There is already speculation as to whether it will be possible to hold the Conservatives to a minority on Oct. 14, or whether they might win a majority. This discussion is largely irrelevant because there's little difference. Canadians must understand that to elect a Conservative minority is, in effect, to elect a Conservative majority.
This bit of mythology has had too wide a circulation for too long a time. In fact, though, the Tories minority status has imposed significant constraints on their ability to pass legislation over the past several years. Here's just a quick list of really awful Tory bills that, for various reasons, died:
Legislation to kill the CWB (I forget the formal title)
Bill C-484 (Abortion Legislation)
C-10 (Film Censorship Legislation)
C-61 (Copyright Legislation)
Senate Reform (can't remember the name of that one either)
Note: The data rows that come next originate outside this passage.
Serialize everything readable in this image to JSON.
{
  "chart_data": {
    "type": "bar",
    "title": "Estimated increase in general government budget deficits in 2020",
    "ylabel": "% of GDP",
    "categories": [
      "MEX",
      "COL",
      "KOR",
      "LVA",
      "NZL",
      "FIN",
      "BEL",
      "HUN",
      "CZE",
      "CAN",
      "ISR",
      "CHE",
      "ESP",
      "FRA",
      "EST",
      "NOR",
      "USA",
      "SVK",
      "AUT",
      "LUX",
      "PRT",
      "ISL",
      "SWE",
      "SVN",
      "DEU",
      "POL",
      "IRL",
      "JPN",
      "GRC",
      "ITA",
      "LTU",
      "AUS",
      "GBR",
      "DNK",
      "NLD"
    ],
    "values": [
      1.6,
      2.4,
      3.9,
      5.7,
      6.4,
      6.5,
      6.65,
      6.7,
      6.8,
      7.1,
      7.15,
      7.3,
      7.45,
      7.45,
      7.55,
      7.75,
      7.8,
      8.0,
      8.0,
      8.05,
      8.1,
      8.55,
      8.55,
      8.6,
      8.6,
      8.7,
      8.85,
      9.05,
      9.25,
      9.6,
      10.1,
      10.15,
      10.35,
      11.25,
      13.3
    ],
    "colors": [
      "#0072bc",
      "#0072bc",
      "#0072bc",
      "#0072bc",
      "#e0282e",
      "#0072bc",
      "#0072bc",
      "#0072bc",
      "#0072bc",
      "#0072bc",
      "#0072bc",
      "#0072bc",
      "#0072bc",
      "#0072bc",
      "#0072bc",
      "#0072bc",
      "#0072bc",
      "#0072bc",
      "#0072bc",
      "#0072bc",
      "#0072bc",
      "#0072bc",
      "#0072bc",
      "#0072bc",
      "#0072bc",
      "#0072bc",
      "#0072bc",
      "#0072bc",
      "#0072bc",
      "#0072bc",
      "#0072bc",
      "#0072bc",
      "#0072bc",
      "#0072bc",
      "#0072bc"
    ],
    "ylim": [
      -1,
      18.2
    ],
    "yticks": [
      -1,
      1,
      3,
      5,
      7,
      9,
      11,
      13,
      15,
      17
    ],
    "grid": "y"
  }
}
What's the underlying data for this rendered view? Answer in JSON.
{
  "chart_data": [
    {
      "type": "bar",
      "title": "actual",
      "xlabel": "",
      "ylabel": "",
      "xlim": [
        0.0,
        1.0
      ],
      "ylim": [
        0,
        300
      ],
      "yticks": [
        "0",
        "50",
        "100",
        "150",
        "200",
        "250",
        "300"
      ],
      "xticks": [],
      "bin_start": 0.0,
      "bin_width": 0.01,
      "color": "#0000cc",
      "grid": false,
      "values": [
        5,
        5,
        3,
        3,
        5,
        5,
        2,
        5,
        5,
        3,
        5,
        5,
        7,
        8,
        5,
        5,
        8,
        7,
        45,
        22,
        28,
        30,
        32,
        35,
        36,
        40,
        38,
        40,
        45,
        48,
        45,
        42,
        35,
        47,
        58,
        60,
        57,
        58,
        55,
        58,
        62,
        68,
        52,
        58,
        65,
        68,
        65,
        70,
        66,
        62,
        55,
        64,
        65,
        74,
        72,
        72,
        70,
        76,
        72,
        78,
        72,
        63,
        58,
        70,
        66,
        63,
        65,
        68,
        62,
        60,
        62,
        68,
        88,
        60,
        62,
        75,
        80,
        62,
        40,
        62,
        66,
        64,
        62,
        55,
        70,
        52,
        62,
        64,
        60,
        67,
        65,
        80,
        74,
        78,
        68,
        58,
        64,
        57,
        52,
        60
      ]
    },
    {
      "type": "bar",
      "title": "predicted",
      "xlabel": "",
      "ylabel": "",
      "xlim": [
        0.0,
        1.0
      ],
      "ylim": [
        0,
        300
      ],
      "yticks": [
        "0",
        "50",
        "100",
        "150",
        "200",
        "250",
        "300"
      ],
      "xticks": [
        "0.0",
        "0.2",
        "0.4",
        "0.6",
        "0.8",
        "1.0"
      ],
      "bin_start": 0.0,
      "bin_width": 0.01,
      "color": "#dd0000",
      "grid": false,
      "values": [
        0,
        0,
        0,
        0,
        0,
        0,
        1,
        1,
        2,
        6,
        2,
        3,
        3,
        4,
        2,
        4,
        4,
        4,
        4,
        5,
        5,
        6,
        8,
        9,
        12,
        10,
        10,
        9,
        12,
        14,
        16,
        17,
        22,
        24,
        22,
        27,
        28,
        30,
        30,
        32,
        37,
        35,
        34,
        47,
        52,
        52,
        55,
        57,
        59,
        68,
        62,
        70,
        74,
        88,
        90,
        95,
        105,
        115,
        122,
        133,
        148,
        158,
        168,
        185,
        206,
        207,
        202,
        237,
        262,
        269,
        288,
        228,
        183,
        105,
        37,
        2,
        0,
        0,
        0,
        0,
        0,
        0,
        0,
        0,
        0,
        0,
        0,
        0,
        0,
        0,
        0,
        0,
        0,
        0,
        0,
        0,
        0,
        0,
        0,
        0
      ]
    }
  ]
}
C-6 (Veiled Voter Legislation)
Now, the particular histories behind these bills are different in each case, but for the most part (and in a number of instances I am not probably not recalling at the moment), they were basically killed "by the process" after passing their first or second reading in the House. And the reason that they died in this way, and other ways equally inauspicious, is because, in a minority government, the government does not control the committees designed to examine and amend proposed legislation. The backroom maneuvers that killed them never achieved the same public profile as, for example, the Liberal abstentions in the House that sent them to committee in the first place, but nevertheless they worked.
Give Stephen Harper a Majority, and all of that changes. His party runs the committees. His party rams through what it wants to ram through. The quality of legislation that comes out of the HOC depends entirely on his whims.